Tuesday, April 13, 2010

Argumentative essay Junk Food draft 1#

Smith (2005) defines junk food as food that has less nutritional with artificial additives and flavourings. Junk food use to be the favourite for all of the kids and it is available everywhere nowadays. The sale of junk food in school canteen has become a disputable issue in the society. According to Health Foundation (2005), moat junk food has low nutritional values. Therefore, I strongly agree that the sale of junk food in school canteen should be banned as junk food contains various types of chemical substances, harms our health and create litter problems in schools.

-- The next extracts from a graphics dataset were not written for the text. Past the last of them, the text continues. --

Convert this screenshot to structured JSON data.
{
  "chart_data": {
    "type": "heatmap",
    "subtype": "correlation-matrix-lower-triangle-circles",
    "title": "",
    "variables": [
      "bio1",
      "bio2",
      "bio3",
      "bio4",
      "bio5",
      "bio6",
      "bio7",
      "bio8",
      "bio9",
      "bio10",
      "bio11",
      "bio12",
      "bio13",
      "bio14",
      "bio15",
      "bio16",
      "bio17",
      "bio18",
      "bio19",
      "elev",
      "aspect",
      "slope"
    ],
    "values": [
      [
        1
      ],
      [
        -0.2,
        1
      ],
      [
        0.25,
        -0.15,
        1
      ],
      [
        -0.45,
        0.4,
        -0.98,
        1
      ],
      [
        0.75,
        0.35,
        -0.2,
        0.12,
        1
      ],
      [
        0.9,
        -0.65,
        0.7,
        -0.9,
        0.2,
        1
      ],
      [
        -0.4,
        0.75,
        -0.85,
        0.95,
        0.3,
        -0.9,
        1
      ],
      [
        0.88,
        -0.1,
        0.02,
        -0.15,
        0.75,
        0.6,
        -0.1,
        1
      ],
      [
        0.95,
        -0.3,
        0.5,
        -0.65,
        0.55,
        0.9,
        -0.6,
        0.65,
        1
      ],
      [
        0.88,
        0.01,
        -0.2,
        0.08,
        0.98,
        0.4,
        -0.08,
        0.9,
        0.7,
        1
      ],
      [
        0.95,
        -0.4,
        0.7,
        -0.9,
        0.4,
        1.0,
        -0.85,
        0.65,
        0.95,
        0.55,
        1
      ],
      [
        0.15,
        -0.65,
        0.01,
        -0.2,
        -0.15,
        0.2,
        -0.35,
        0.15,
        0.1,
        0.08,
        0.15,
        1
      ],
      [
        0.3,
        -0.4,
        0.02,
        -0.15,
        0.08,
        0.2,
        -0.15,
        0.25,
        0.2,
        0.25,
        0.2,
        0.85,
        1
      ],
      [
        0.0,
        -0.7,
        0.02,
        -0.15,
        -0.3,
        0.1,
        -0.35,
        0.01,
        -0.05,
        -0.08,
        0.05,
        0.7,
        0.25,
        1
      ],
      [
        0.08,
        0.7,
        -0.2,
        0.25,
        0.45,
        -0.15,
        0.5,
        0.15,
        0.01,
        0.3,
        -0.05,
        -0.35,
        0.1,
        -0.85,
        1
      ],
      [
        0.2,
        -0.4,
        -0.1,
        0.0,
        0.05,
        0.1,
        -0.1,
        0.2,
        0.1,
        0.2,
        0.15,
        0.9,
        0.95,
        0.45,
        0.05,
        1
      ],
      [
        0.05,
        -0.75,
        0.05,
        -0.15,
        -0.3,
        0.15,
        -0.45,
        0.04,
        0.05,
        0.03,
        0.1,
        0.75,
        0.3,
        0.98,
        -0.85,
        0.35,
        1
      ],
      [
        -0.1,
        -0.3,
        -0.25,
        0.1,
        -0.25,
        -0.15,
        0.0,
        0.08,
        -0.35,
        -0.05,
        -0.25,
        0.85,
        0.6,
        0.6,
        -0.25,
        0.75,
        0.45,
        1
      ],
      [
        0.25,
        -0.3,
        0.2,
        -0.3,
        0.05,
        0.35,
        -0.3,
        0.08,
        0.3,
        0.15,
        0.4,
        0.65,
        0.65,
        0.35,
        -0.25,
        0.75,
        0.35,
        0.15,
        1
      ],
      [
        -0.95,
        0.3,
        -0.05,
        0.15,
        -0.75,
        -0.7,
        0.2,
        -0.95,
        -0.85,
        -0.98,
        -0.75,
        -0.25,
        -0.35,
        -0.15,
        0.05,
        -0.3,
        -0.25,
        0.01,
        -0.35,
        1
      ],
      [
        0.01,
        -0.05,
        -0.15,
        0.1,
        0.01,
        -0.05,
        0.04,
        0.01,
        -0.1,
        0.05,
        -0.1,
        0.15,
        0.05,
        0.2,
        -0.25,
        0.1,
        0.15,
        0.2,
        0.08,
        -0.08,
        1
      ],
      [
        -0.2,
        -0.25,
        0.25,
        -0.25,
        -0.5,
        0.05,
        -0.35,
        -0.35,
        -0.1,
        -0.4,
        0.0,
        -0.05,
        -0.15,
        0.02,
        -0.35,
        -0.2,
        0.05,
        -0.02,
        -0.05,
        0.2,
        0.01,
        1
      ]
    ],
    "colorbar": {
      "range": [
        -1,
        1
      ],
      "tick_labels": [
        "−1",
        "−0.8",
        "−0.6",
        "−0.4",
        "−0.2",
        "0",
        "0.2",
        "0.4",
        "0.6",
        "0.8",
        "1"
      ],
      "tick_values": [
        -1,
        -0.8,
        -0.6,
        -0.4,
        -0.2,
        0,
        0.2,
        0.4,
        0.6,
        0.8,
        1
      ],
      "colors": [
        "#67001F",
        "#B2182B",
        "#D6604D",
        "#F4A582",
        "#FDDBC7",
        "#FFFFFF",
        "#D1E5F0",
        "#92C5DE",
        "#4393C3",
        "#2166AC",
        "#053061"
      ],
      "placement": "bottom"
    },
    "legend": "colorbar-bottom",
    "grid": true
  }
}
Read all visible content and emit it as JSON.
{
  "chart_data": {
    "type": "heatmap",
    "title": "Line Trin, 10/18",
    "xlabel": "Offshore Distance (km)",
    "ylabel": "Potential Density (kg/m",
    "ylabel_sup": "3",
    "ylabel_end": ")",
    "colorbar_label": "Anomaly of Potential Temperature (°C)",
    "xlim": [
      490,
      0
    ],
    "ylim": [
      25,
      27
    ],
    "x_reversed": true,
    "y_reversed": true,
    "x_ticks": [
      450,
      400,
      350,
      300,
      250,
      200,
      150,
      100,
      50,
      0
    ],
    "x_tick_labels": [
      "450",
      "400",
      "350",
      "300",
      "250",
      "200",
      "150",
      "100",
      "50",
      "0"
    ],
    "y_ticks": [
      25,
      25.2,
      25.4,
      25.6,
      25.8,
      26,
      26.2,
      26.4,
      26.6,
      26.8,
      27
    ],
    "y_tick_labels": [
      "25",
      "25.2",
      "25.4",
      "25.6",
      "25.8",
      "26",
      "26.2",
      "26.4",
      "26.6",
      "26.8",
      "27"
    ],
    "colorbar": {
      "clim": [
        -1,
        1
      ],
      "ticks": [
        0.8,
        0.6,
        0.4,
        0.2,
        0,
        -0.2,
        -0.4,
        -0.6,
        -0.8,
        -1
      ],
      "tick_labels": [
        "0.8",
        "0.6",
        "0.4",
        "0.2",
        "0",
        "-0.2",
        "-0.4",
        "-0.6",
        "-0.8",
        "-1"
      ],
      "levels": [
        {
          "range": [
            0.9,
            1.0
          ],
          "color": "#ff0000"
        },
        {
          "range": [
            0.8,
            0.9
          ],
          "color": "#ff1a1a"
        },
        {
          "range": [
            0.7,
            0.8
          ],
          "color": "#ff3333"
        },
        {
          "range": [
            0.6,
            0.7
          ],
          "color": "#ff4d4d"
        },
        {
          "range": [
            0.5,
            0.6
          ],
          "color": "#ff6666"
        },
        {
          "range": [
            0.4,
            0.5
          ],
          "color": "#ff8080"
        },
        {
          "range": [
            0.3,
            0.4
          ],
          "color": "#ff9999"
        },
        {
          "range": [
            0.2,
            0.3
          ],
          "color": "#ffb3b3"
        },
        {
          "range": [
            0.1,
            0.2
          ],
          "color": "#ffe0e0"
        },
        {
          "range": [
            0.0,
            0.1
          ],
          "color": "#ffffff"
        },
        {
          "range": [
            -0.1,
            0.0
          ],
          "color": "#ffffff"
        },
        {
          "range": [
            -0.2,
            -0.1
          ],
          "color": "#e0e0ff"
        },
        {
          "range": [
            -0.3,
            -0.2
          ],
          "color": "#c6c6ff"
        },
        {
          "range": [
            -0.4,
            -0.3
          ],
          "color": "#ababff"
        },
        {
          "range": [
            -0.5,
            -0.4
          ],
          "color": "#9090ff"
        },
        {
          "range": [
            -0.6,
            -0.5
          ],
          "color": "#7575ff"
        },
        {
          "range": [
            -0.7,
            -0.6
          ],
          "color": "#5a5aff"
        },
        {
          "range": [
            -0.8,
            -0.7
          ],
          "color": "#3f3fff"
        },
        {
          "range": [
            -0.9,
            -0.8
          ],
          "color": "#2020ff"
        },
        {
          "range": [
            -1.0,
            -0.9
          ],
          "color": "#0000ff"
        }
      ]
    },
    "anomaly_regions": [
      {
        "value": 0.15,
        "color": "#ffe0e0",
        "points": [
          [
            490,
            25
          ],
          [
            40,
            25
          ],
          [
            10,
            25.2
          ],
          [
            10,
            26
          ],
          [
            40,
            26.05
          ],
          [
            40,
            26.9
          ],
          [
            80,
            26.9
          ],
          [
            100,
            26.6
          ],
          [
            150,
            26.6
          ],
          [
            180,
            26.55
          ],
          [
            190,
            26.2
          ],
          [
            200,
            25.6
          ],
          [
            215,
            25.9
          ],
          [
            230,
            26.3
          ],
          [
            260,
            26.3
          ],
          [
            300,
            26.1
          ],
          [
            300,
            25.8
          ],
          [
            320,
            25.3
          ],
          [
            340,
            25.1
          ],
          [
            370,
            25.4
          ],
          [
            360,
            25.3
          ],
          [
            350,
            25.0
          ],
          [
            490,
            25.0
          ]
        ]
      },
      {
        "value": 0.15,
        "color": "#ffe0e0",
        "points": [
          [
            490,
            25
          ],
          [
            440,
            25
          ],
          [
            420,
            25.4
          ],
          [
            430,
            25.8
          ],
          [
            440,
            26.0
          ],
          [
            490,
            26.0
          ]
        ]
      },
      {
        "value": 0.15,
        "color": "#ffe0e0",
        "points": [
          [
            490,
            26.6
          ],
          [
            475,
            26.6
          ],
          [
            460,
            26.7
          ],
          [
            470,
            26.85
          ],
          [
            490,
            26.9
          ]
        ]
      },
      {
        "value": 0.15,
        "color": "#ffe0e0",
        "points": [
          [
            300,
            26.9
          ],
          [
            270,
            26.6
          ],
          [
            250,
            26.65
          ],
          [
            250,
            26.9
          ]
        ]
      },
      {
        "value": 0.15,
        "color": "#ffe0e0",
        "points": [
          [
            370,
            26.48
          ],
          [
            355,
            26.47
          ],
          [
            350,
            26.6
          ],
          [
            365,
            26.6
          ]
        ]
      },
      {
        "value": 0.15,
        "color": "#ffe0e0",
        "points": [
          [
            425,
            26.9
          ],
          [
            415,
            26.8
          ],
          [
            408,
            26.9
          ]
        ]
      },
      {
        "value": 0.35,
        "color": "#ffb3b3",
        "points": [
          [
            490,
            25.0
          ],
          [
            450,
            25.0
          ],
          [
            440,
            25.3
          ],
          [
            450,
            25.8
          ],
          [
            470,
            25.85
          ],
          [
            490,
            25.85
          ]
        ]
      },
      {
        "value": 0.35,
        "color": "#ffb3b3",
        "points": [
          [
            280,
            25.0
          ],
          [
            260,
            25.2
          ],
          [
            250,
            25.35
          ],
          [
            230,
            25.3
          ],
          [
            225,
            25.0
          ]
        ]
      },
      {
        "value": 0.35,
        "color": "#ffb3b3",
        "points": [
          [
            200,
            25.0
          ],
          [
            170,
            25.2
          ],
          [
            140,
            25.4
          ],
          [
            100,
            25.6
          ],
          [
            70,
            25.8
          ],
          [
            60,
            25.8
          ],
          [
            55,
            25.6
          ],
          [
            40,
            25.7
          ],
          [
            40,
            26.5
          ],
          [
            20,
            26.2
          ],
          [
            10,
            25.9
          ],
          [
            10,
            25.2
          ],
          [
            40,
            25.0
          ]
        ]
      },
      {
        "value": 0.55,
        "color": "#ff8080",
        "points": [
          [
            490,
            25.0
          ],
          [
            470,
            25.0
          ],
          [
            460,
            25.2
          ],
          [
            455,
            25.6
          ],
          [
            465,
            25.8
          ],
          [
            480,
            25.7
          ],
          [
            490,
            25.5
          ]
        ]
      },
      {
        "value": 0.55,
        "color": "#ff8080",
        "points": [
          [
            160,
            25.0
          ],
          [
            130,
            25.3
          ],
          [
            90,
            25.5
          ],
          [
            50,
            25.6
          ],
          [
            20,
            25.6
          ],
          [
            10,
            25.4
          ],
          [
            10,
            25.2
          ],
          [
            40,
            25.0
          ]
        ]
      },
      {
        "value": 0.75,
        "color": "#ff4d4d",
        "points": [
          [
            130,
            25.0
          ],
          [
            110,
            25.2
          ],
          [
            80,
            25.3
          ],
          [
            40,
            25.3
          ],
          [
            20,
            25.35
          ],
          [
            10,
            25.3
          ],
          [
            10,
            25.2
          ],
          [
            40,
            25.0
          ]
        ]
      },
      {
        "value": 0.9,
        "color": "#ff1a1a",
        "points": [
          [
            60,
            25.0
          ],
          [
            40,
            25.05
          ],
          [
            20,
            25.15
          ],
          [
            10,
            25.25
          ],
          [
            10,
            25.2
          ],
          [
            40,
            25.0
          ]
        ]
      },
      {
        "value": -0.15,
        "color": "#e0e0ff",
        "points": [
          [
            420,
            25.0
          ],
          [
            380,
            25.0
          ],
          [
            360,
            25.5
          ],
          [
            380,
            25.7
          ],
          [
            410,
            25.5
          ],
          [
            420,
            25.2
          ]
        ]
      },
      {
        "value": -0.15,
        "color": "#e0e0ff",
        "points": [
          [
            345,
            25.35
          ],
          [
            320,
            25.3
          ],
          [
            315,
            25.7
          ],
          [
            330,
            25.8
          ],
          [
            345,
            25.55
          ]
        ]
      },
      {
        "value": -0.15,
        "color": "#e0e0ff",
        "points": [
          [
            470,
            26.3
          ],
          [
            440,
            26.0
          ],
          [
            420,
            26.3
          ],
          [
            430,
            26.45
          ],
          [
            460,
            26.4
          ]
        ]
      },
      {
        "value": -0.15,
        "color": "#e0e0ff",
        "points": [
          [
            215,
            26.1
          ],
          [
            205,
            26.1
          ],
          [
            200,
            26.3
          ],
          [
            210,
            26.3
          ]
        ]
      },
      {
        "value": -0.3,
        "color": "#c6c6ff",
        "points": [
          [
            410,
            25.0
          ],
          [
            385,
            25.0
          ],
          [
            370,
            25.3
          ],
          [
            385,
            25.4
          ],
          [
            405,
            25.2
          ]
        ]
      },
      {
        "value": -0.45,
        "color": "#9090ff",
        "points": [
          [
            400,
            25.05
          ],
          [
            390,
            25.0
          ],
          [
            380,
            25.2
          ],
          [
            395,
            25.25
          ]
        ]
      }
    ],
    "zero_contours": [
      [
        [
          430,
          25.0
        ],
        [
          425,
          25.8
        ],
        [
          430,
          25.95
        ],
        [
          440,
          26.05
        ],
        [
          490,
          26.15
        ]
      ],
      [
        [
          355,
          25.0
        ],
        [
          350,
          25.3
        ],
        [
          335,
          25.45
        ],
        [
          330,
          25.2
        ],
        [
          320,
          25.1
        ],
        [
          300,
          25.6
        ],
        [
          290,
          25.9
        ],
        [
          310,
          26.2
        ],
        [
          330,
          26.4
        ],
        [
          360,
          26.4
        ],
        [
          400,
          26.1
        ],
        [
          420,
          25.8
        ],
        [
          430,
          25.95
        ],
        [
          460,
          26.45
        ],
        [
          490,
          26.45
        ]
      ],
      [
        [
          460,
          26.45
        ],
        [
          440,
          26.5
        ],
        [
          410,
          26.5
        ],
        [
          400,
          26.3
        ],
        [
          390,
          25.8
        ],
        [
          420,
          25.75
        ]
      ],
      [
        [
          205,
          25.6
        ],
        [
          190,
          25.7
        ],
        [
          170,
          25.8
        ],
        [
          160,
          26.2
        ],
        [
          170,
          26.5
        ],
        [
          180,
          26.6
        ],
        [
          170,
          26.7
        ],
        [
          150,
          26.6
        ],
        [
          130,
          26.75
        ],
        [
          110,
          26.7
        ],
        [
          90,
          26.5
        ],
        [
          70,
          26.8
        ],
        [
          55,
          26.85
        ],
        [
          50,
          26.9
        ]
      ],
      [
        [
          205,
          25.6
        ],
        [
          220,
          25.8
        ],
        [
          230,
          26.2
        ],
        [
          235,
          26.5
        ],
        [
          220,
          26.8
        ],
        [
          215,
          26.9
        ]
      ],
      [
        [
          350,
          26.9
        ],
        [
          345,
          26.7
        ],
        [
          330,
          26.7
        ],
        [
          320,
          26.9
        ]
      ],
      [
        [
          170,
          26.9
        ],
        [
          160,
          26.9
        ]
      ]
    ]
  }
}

Firstly, junk food contains various types of chemicals substances such as additives, flavourings, colourings and preservatives. These chemicals make junk food tastier and last longer. However, these synthetic chemicals bring negative impacts on children. Children who consume junk food are hyperactive and less concentrate (Smith 2005). This is also further supported by Green in The Food Show (2005) who says that students behave better in class after their school stop selling junk food. Therefore, it is obvious that students’ academic performance will be affected in the long run.

On top of that, junk is detrimental to our health as well (Smith 2005). High content of fat, oil and sugar can cause obesity especially. According to Australian Nutrition Journal (2004), fat and sugar intake at home among 12-14 year-old Australian children are much higher than recommended. Meanwhile, fresh fruits and vegetables which are strongly recommended are less preferred. This situation is worsened when junk food is sold in school canteen. Children who cannot control end up getting obesity which in turn can cause chronic heart diseases, osteoarthritis and cancers (Weekend News 2005). Besides, Reynolds in Weekend News (2005) also states that junk food increases dental problems among primary-school kids as junk food basically contains excessive sugar. Kamiri, a dietitian from The Food Show (2005) says that school authorities should put students’ health as their priority.

Another consequence of the sale of junk food in school canteen is the litter problem created. Children tend to throw elsewhere once they finish eating their junk food. It severely affects the school reputation with serious litter problem. More over, it adds on the cleaning costs in which can be channeled for more productive purposes for students welfare (Smith 2005). Green in The Food Show (2005) also says that the school compounds are cleaner without the sale of junk food. School cleaners can also have sufficient time to carry out other maintenance works which beneficial to everyone.

All in all, I strongly believe that the sale of junk food in school canteen should be banned as it brings more harm than benefits to school children. It contains many synthetic chemicals, affects our health and gives rise to litter problems. In my opinion, the situations can worsens as school children are not mature enough to deter junk food temptation. Majority of them will end up consume too much. Therefore, it should be banned.

3 comments:

  1. This comment has been removed by the author.

    ReplyDelete
  2. You started off with well explained definition of junk food. Good job. However I feel that the ‘The sale of junk food in school canteen has become a disputable issue in the society’ and ‘ According to Health Foundation (2005), moat junk food has low nutritional values’ doesn’t really flow with one another. I think you should mention this is supported by Health Foundation (2005), most junk food has low nutritional values. Then, due to that , it becomes a disputable issue. And then connect it with your thesis statement. Thesis statement is clear as you mention your points. Can be improved better with these corrections :(Junk food use to be.. should be ‘used’ and create litter problems should be ‘creates’ and According to Health Foundation (2005), moat junk food should be ‘most’ hehe typo error)

    First paragraph is well explained and well synthesised. Maybe you can improve on the last sentence. For example, , it is obvious that students’ academic performance will be affected in the long run if ‘junk food were not to be banned’. Second paragraph is well structured. I feel that your second paragraph should be the first paragraph. You elaborate it better than the first. Miss Dil did mention to put the best point as the first rite. All about impression. =) As for the third para, i do not have any complains. You did well. (Moreover is a joint word.)

    U summarise the points in conclusion. Good. Improve on the following..
    It contains many synthetic chemicals WHICH affects our health and gives rise to litter problems. The rest is ok. Overall, you included all the main point. Everything written is clear and straight to the point with examples. All sources are acknowledge accordingly.